私は本作を幻想ミステリとは捉えておらず、「まとも」な本格ミステリだと思っています。それは著者が所詮ミステリとは飽くまでフィクションであり作り物だし、全ての鍵はその作者が握っているというスタンスを、ここでは取っていると思うからです。結局、夢も現実も同じ事で、書かれてしまえばどこまでも小説なのです。
とは言え、この物語に関しては、例えば竹本健治の『匣の中の失楽』の様な酩酊感は存在しません。夢と現実が交錯するのは確かですが、どちらも足が地に付いているので、浮遊する様な感覚はありません。

そんな中で亜久直人の扱いが気の毒に思います。折角の探偵役が犯罪を際立たせる存在として機能しているに過ぎないのは、何とも惜しまれます。探偵さえも絶対ではないとする飛鳥部の異端的な思考が、アリかナシか、難しいところですね。それは夢の中だから良いんじゃないのかと断定してしまえば、先に述べた私の意見は却下されることになりますが。

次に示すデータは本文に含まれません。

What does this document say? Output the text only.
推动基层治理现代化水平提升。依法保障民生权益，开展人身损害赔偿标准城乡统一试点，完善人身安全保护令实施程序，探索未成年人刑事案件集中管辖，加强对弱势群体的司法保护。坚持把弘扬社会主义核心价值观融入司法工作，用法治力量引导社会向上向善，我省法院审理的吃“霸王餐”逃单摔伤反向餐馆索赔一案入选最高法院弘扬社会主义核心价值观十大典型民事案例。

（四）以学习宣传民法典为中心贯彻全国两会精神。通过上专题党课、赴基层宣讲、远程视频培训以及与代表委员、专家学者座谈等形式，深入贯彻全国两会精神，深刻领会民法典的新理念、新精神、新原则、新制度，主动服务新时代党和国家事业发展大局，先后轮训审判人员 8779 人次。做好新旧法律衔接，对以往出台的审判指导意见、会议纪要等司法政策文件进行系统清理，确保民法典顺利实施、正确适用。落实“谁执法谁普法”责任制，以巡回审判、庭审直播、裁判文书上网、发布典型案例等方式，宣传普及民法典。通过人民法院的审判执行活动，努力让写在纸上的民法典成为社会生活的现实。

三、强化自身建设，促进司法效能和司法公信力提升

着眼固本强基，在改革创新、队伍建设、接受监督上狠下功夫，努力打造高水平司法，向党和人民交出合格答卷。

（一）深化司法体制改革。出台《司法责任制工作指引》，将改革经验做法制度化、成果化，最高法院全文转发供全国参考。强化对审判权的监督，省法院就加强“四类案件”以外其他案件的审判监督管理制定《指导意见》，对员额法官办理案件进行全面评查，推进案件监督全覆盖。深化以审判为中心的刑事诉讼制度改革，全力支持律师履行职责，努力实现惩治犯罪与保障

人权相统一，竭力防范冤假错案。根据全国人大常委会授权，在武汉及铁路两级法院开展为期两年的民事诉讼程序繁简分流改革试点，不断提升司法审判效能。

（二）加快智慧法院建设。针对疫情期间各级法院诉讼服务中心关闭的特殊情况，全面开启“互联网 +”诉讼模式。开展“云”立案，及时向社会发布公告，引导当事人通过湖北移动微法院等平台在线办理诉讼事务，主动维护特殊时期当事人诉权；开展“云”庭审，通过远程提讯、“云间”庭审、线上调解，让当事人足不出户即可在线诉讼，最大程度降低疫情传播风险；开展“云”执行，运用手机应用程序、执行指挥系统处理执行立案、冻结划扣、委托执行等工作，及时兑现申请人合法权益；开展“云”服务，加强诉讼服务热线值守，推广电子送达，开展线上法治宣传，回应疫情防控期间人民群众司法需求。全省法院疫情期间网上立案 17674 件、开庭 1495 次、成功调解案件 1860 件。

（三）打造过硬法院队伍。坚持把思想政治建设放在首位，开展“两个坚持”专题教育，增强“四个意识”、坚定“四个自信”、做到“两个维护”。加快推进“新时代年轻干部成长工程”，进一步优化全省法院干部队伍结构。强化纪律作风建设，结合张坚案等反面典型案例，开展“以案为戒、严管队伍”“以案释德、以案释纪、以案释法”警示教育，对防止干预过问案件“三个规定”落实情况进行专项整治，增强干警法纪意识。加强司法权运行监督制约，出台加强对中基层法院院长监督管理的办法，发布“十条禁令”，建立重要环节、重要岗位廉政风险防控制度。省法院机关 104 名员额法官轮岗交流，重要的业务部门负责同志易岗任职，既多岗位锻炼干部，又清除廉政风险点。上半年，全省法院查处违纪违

それはそうと、飛鳥部勝則は今のところ私にとってハズレがありません。長編を全制覇したいと考えています。なかなか入手し難い作品が多いですが、何とかしたいですね。ハマっていますので、いつかプロフィールの好きな作家欄に名を連ねられると良いなと思っています。

No.5 7点 虫暮部
(2022/01/07 11:24登録)
 夢か現か。“犯人は一人” である根拠が読者への挑戦状だけ(だよね?)だったり、それなりに設定を有効活用している。“あんた、いったい誰なんだ?”と、世界が揺らぐ。
 挑発的な枠組みは好きなんだけど、ぶっちゃけ事件が地味。あと一歩、何か欲しかったなぁ。
 ところで『方舟』は、解説抜きでも面白い絵だと思う。

No.4 3点 レッドキング
(2018/07/14 14:58登録)
夢の中でおこる「連続殺人」。現実と夢が錯綜して、「ミステリについて」の幻想小説が展開し「ドグラ・マグラ」して終わる。それはそれで面白いが、その中で純粋なミステリの部分を抽出して評価するとこの点数。

No.3 4点 いけお
(2009/02/10 23:35登録)
解釈の仕方が難しい。

No.2 5点 shinano
(2007/05/27 17:12登録)
好きなテーマ
これは夢なのか、現実なのか
そんなはざまで生きる主人公
でも人物描写が弱いからやっぱパンチがないんだよね

No.1 4点 しゃん
(2002/06/21 17:50登録)
幻想的だけど…幻想的だけど、素直にそこに入り込めない…
幻想的過ぎるからだろうか?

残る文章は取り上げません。